Objectives
To examine how regulatory structures and processes focused on antimicrobial stewardship and antimicrobial resistance are experienced by hospital managers and clinicians.
Methods
Forty-two hospital managers and clinicians working within accreditation and antimicrobial stewardship teams in three Australian hospitals participated in individual in-depth interviews. Thematic analysis was performed.
Results
Thematic analysis revealed participants’ experiences of hospital antimicrobial regulation and their perceptions of what would be required for meaningful antimicrobial optimisation.
Theme 1: Experience of regulation of antimicrobials within hospitals: Participants described an increased profile of antimicrobial resistance with inclusion in regulatory requirements, but also the risks of bureaucratic manoeuvring to meet standards rather than governance-inducing systemic changes.

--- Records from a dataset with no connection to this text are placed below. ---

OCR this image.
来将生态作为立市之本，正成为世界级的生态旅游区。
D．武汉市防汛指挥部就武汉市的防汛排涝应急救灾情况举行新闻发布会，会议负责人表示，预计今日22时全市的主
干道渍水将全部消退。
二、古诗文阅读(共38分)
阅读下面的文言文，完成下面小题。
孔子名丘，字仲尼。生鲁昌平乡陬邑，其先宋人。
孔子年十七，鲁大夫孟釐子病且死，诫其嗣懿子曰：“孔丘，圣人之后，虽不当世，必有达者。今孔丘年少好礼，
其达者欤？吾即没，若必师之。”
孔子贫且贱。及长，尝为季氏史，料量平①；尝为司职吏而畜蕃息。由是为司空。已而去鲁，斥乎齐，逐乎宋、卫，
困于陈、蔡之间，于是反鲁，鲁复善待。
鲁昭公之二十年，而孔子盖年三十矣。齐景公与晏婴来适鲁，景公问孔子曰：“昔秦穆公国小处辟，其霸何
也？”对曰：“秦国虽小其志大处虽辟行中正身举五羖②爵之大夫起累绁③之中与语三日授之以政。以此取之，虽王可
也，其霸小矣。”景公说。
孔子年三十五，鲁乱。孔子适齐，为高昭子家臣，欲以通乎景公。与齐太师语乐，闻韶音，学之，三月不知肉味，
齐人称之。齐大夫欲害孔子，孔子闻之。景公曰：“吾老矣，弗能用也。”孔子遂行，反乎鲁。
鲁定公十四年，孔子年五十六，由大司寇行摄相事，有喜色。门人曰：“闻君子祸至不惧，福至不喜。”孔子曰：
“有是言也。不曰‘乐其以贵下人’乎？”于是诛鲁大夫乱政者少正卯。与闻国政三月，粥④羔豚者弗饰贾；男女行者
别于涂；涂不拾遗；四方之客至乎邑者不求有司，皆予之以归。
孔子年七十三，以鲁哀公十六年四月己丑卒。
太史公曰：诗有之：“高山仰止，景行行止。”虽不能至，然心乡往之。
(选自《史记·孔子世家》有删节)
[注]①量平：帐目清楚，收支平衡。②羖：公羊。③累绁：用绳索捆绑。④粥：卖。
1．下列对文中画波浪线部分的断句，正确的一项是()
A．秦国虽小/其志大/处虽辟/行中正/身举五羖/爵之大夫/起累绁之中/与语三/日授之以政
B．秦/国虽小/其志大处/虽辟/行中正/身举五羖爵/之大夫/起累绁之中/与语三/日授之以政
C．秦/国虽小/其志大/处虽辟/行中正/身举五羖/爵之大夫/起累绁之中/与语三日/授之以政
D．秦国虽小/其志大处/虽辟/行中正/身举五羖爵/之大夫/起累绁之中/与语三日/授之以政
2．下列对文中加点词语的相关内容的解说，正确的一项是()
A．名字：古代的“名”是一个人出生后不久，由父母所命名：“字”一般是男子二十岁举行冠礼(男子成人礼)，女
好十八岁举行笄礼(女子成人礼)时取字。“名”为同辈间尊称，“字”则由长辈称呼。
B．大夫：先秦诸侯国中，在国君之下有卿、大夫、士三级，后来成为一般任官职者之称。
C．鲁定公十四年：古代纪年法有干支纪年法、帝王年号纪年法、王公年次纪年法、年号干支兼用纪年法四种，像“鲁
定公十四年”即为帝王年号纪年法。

Theme 2: Growth of accreditation processes and hospitals over time: Both regulatory requirements and hospitals were described as evolving over time, each manoeuvring in response to each other (e.g. development of short notice accreditation).
Theme 3: Perceived requirements for change: Participants perceived a need for top-down buy-in, resource prioritisation, complex understanding of power and influence on clinician behaviour, and a critical need for medical engagement.
Conclusions
This study around antimicrobials shows the tension and dynamic relationship between regulatory processes and hospital responses, bringing to light the enduring balance of a system that positions itself to meet regulatory requirements and emerging “demands”, without necessarily addressing the key underlying concerns. Antimicrobial resistance-related solutions are perceived as likely to require further resourcing and buy-in across multiple levels, engagement across professional streams and require strategies that consider complex systems change in order for regulatory structures to have potency.